Although any webhost will get your website online choosing the appropriate provider depends on numerous criteria.
If you don’t expect much traffic and high availability isn’t crucial then it doesn’t really matter. Practically any webhost will be fine for this purpose. I’ll give a rundown of the hosts people have mentioned in the thread thus far.
Rackspace – They are the leader in the managed hosting industry. When you want the best support—you go to Rackspace. When you want to call someone at 3am and have someone pick up the phone instantly that is familiar with your website—you go to Rackspace. They are notoriously expensive, but good support costs money. They are probably overkill for your purposes.
Hostgator – This is one of those mass shared hosting providers. It will be cheap as in cost. Your website will be crammed on a dedicated server along with hundreds of other websites. You will be allowed a “reasonable” amount of usage of the server resources where reasonable is loosely defined as not interfering with the other people on the same box. Performance will likely be okay as long as you have low volume and do not have any intensive scripts to run.
InMotionHosting – I have no experience with this company.
MediaTemple – These guys have a unique product. They were one of the first companies to mass market “cloud” hosting. They had some problems in the past because the technology was so new, but as far as I know most of those kinks are worked out. With this company your website should be able to handle “spikes” in traffic better than a shared hosting provider like Hostgator. Because of the distributed nature of the product, if your website gets “slashdotted” you shouldn’t have any issues.
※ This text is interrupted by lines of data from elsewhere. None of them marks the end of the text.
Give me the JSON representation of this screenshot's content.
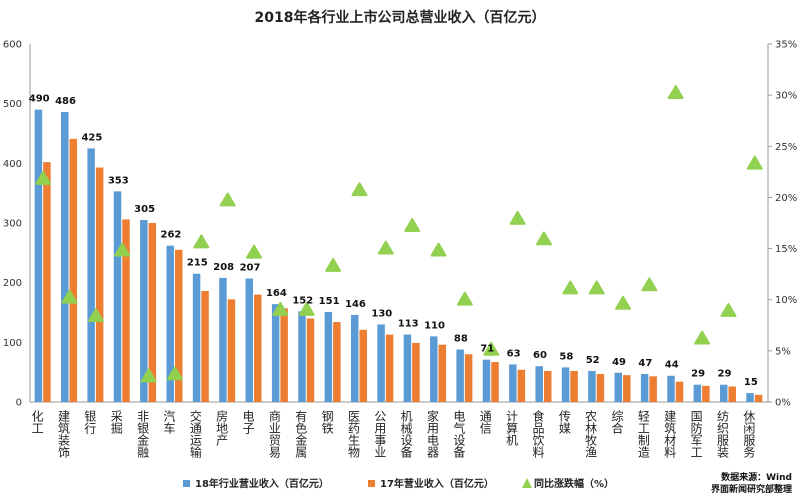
{
  "chart_data": {
    "type": "bar",
    "title": "2018年各行业上市公司总营业收入（百亿元）",
    "categories": [
      "化工",
      "建筑装饰",
      "银行",
      "采掘",
      "非银金融",
      "汽车",
      "交通运输",
      "房地产",
      "电子",
      "商业贸易",
      "有色金属",
      "钢铁",
      "医药生物",
      "公用事业",
      "机械设备",
      "家用电器",
      "电气设备",
      "通信",
      "计算机",
      "食品饮料",
      "传媒",
      "农林牧渔",
      "综合",
      "轻工制造",
      "建筑材料",
      "国防军工",
      "纺织服装",
      "休闲服务"
    ],
    "series": [
      {
        "name": "18年行业营业收入（百亿元）",
        "color": "#5b9bd5",
        "axis": "left",
        "values": [
          490,
          486,
          425,
          353,
          305,
          262,
          215,
          208,
          207,
          164,
          152,
          151,
          146,
          130,
          113,
          110,
          88,
          71,
          63,
          60,
          58,
          52,
          49,
          47,
          44,
          29,
          29,
          15
        ]
      },
      {
        "name": "17年营业收入（百亿元）",
        "color": "#ed7d31",
        "axis": "left",
        "values": [
          402,
          441,
          393,
          306,
          300,
          255,
          186,
          172,
          180,
          157,
          140,
          134,
          121,
          113,
          99,
          96,
          80,
          67,
          54,
          52,
          52,
          47,
          45,
          43,
          34,
          27,
          26,
          12
        ]
      },
      {
        "name": "同比涨跌幅（%）",
        "color": "#92d050",
        "axis": "right",
        "marker": "triangle",
        "values": [
          21.8,
          10.2,
          8.4,
          14.8,
          2.5,
          2.7,
          15.6,
          19.7,
          14.6,
          9.0,
          9.0,
          13.3,
          20.7,
          15.0,
          17.2,
          14.8,
          10.0,
          5.1,
          17.9,
          15.9,
          11.1,
          11.1,
          9.6,
          11.4,
          30.2,
          6.2,
          8.9,
          23.3
        ]
      }
    ],
    "ylim": [
      0,
      600
    ],
    "yticks": [
      "0",
      "100",
      "200",
      "300",
      "400",
      "500",
      "600"
    ],
    "y2lim": [
      0,
      35
    ],
    "y2ticks": [
      "0%",
      "5%",
      "10%",
      "15%",
      "20%",
      "25%",
      "30%",
      "35%"
    ],
    "legend_position": "bottom",
    "source_lines": [
      "数据来源：Wind",
      "界面新闻研究部整理"
    ]
  }
}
With a shared hosting provider there’s a decent chance they just shut down your website.
AmazonEC2 – This is another “cloud” offering, but is targeted to developers. Do you want to build a website (and the associated business) or manage a server?
GoDaddy – Mass marketed, crap in a box. Say no.
I’d like to throw in another option. The guys at
MediaLayer have a product called “application hosting.” Basically it’s a shared hosting product but it’s optimized for speed. They’re not as cheap as some other providers but they’re very, very fast (think Google fast). In a time where people’s attention spans are at an all-time low I always like to remind people of this metric (page load time).
There's no "best" webhost. It all depends on your needs.